5,000 on a hillside must have seemed like an immense number of people to take care of. Whenever we take a look at the needs of the world all around us, whether it be getting people adequate employment, or housing, or education, or equal treatment under the law, or eradicating extreme poverty, or addressing mental illness or whatever immense human need God has given you eyes to see, what do you have to offer? That’s really the heart of this sermon – if each of us could think and realize what it is that I have to offer.
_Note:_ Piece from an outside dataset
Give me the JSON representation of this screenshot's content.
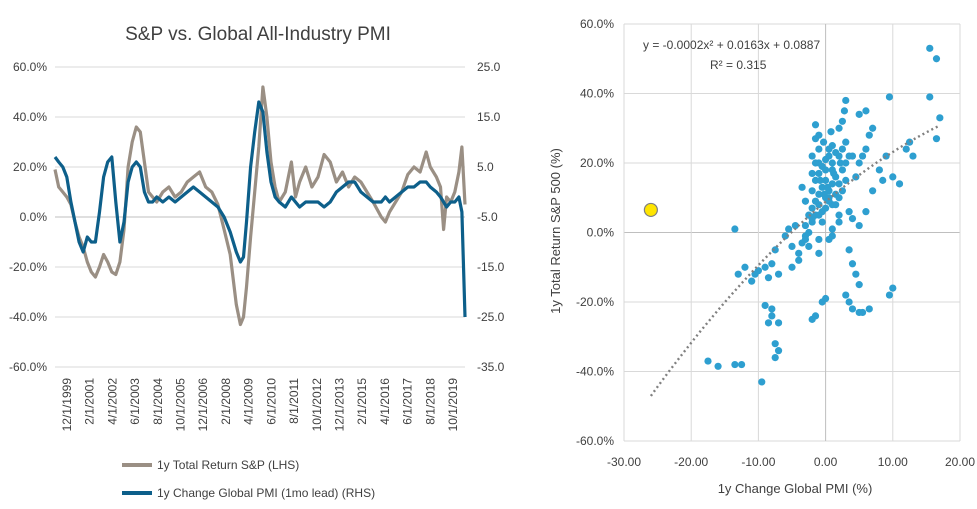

Of course the gift you have will pale in comparison to the immense human need. But trust our Lord to take the gift you have, to bless it, to break it (and believe me Jesus stretches and breaks us in uncomfortable ways), to distribute it and to multiply it.

 

What is the gift you have to offer? Is it time in which you can volunteer? Is it an administrative skill? Is it passion for food? Is it enthusiasm for a sport or game (like a 13-year-old boy who loved basketball)? Is it a medical or engineering or other practical skill that is much needed? Is it the ability to speak another language or to teach? Maybe you have the gift of leadership? Or perhaps you have some financial resources? Look out with the eyes God has given you to see the immense needs of this world. “You give them something to eat,” Jesus tells us. We don’t need to know how everyone will be fed. We simply need to give what we have.